Antiper | Gli USA, i dazi e il neoliberismo

In questi giorni il nuovo presidente amerikano, Donald Trump, ha fissato una serie di dazi sulle merci straniere. L’ondata neo-protezionistica promossa dalla nuova amministrazione potrebbe sembrare a prima vista una mossa suicida per un paese che ha costruito il proprio iniziale successo proprio sul commercio internazionale [1]. Ma da allora le cose sono molto cambiate. E’ già da lungo tempo che gli USA sono un paese prevalentemente importatore che impone al resto del mondo i propri “brand” in virtù di un dominio che è assai più politico, militare e culturale, che non economico e industriale. Quando nella seconda metà degli anni ’40, per fare un esempio, i film provenienti dagli Stati Uniti inondavano le sale italiane ed europee non era certo per le virtù artistiche di quelle americanate.

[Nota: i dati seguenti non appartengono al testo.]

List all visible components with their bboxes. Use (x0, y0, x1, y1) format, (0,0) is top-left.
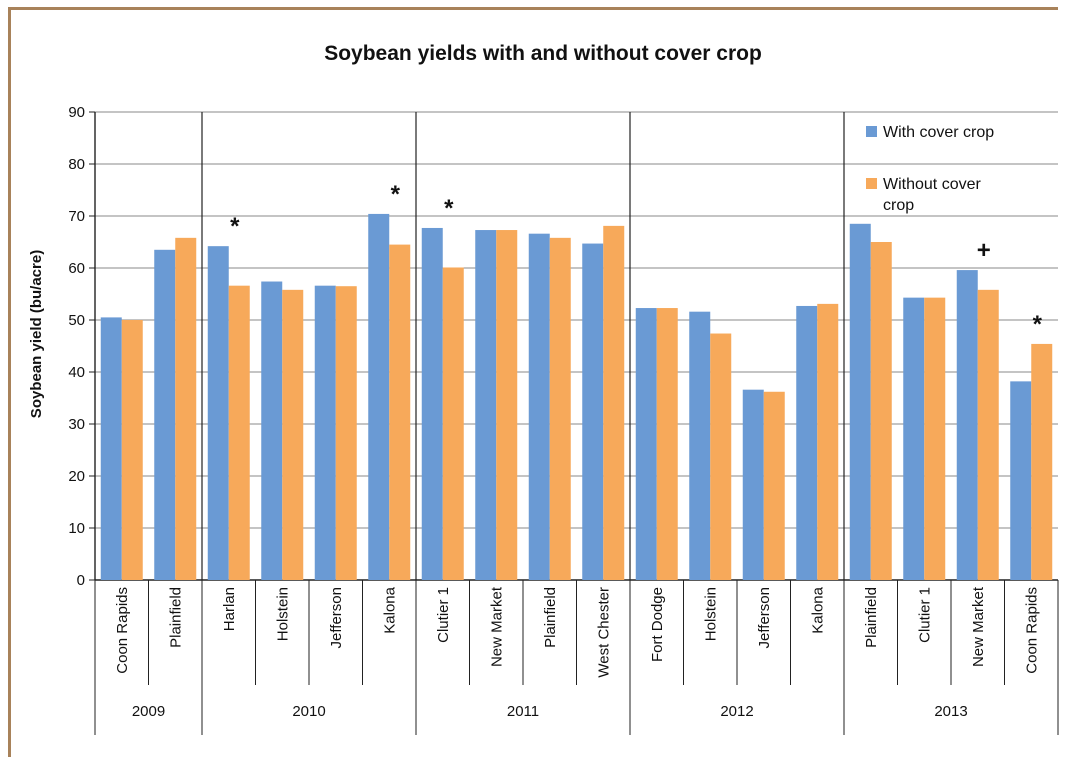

Non è la prima volta che gli USA adottano strategie “shock” per difendere la propria capacità commerciale in difficoltà. Nel 1971, ad esempio, Nixon cercò di contrastare la forza industriale e commerciale del Giappone e della Germania sganciando il dollaro dalla convertibilità con l’oro e dalla parità con le altre monete dell’impero per rilanciare le esportazioni statunitensi.
Oggi, come allora, gli USA si ri-orientano in base ad una valutazione pragmatica della situazione e dei propri interessi strategici e non certo, come ci hanno raccontato per decenni intellettuali anti-neo-liberisti confusi, in base a impostazioni “ideologiche”, preconcette, immodificabili. E’ questo “pragmatismo imperialista” che spiega l’attuale approccio degli USA alla questione ucraina per il quale sono del tutto inappropriate parole come “soluzione” o “pace”.

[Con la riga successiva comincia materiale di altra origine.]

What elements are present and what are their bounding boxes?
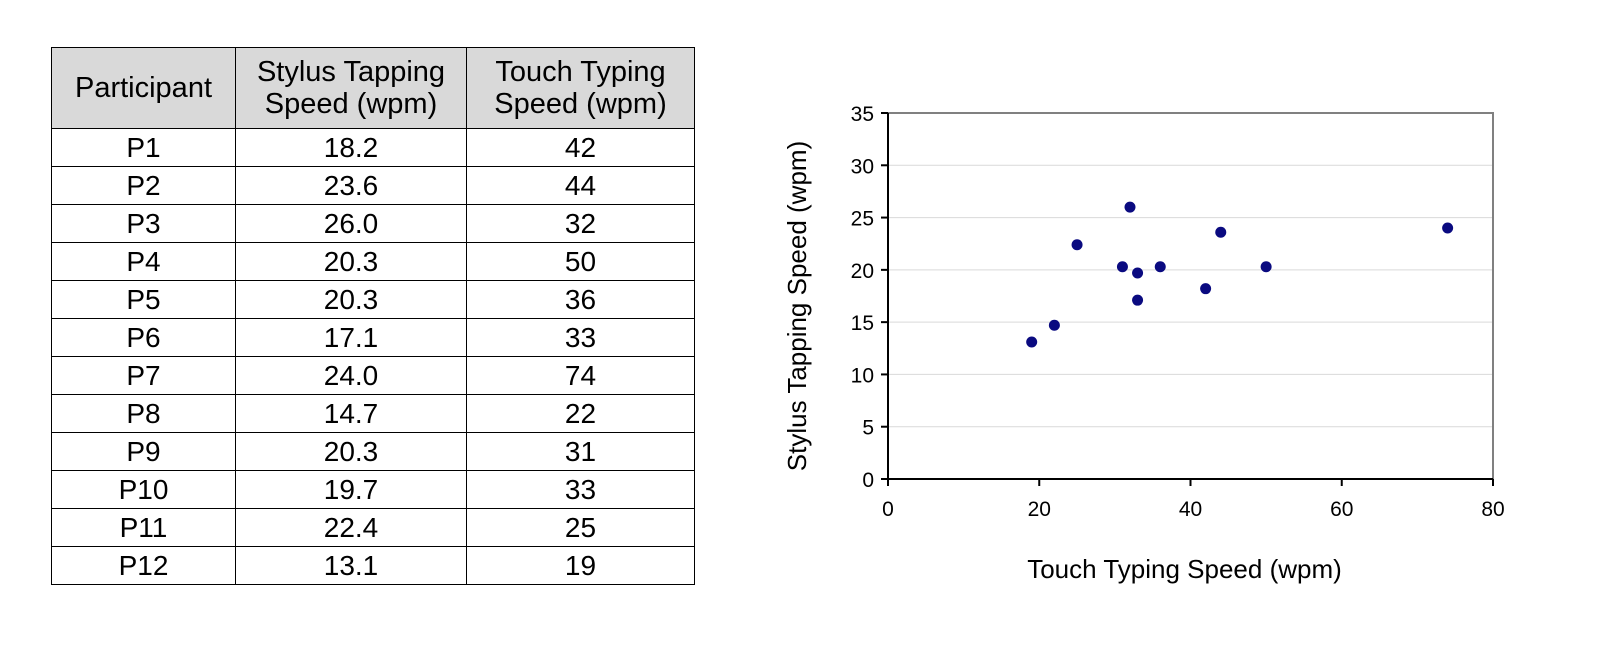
touch-speed-cell: 22 xyxy=(466,394,695,433)
table-row: P1 18.2 42 xyxy=(51,128,695,167)
participant-cell: P2 xyxy=(51,166,236,205)
table-row: P5 20.3 36 xyxy=(51,280,695,319)
stylus-speed-cell: 20.3 xyxy=(235,280,467,319)
stylus-speed-cell: 22.4 xyxy=(235,508,467,547)
y-tick-label: 20 xyxy=(851,260,874,283)
table-row: P12 13.1 19 xyxy=(51,546,695,585)
x-tick-label: 80 xyxy=(1481,498,1504,521)
participant-speed-table: Participant Stylus Tapping Speed (wpm) To… xyxy=(51,47,695,585)
table-row: P4 20.3 50 xyxy=(51,242,695,281)
participant-cell: P10 xyxy=(51,470,236,509)
touch-speed-cell: 25 xyxy=(466,508,695,547)
data-point xyxy=(1116,261,1128,273)
participant-cell: P1 xyxy=(51,128,236,167)
stylus-speed-cell: 23.6 xyxy=(235,166,467,205)
table-header-row: Participant Stylus Tapping Speed (wpm) To… xyxy=(51,47,695,129)
data-point xyxy=(1200,283,1212,295)
data-point xyxy=(1026,336,1038,348)
participant-cell: P12 xyxy=(51,546,236,585)
y-axis-title: Stylus Tapping Speed (wpm) xyxy=(782,141,812,471)
touch-speed-cell: 31 xyxy=(466,432,695,471)
y-tick-label: 30 xyxy=(851,155,874,178)
touch-speed-cell: 36 xyxy=(466,280,695,319)
table-row: P10 19.7 33 xyxy=(51,470,695,509)
data-point xyxy=(1260,261,1272,273)
data-point xyxy=(1132,294,1144,306)
data-point xyxy=(1215,226,1227,238)
data-points xyxy=(1026,201,1454,348)
stylus-speed-cell: 18.2 xyxy=(235,128,467,167)
data-point xyxy=(1132,267,1144,279)
header-touch-typing-speed: Touch Typing Speed (wpm) xyxy=(466,47,695,129)
y-tick-label: 25 xyxy=(851,208,874,231)
table-row: P2 23.6 44 xyxy=(51,166,695,205)
stylus-speed-cell: 20.3 xyxy=(235,432,467,471)
scatter-chart: 0 5 10 15 20 25 30 35 0 20 40 60 80 Touch Typing Spe… xyxy=(782,103,1505,584)
data-point xyxy=(1048,319,1060,331)
participant-cell: P5 xyxy=(51,280,236,319)
touch-speed-cell: 42 xyxy=(466,128,695,167)
x-tick-label: 20 xyxy=(1028,498,1051,521)
x-tick-label: 0 xyxy=(882,498,894,521)
table-row: P8 14.7 22 xyxy=(51,394,695,433)
stylus-speed-cell: 19.7 xyxy=(235,470,467,509)
x-tick-label: 60 xyxy=(1330,498,1353,521)
data-point xyxy=(1154,261,1166,273)
data-point xyxy=(1124,201,1136,213)
axes xyxy=(881,112,1494,486)
y-tick-label: 5 xyxy=(862,417,874,440)
table-row: P3 26.0 32 xyxy=(51,204,695,243)
participant-cell: P7 xyxy=(51,356,236,395)
table-row: P9 20.3 31 xyxy=(51,432,695,471)
y-tick-label: 35 xyxy=(851,103,874,126)
table-row: P11 22.4 25 xyxy=(51,508,695,547)
data-point xyxy=(1071,239,1083,251)
y-tick-label: 15 xyxy=(851,312,874,335)
data-point xyxy=(1442,222,1454,234)
stylus-speed-cell: 24.0 xyxy=(235,356,467,395)
participant-cell: P4 xyxy=(51,242,236,281)
table-row: P7 24.0 74 xyxy=(51,356,695,395)
y-tick-label: 0 xyxy=(862,469,874,492)
touch-speed-cell: 33 xyxy=(466,470,695,509)
touch-speed-cell: 19 xyxy=(466,546,695,585)
plot-gridlines xyxy=(888,112,1493,428)
touch-speed-cell: 32 xyxy=(466,204,695,243)
participant-cell: P6 xyxy=(51,318,236,357)
header-stylus-tapping-speed: Stylus Tapping Speed (wpm) xyxy=(235,47,467,129)
participant-cell: P3 xyxy=(51,204,236,243)
y-tick-label: 10 xyxy=(851,364,874,387)
stylus-speed-cell: 26.0 xyxy=(235,204,467,243)
plot-area xyxy=(887,112,1494,480)
touch-speed-cell: 50 xyxy=(466,242,695,281)
participant-cell: P11 xyxy=(51,508,236,547)
touch-speed-cell: 44 xyxy=(466,166,695,205)
x-tick-label: 40 xyxy=(1179,498,1202,521)
touch-speed-cell: 33 xyxy=(466,318,695,357)
participant-cell: P9 xyxy=(51,432,236,471)
stylus-speed-cell: 14.7 xyxy=(235,394,467,433)
touch-speed-cell: 74 xyxy=(466,356,695,395)
stylus-speed-cell: 13.1 xyxy=(235,546,467,585)
tick-labels: 0 5 10 15 20 25 30 35 0 20 40 60 80 xyxy=(851,103,1505,521)
stylus-speed-cell: 17.1 xyxy=(235,318,467,357)
header-participant: Participant xyxy=(51,47,236,129)
x-axis-title: Touch Typing Speed (wpm) xyxy=(1027,554,1342,584)
table-row: P6 17.1 33 xyxy=(51,318,695,357)
stylus-speed-cell: 20.3 xyxy=(235,242,467,281)
participant-cell: P8 xyxy=(51,394,236,433)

Quella del “libero mercato a tutti costi” è una favola che gli agenti strategici del capitale ci hanno propinato per ottenere ogni genere di privatizzazioni, ma alla quale loro si sono ben guardati di aderire. Ma sul ruolo dello stato nel cosiddetto neo-liberismo abbiamo già scritto un po’ [2] e non è il momento di tornarci.
La spiegazione della mossa protezionistica statunitense si può forse riassumere in due immagini.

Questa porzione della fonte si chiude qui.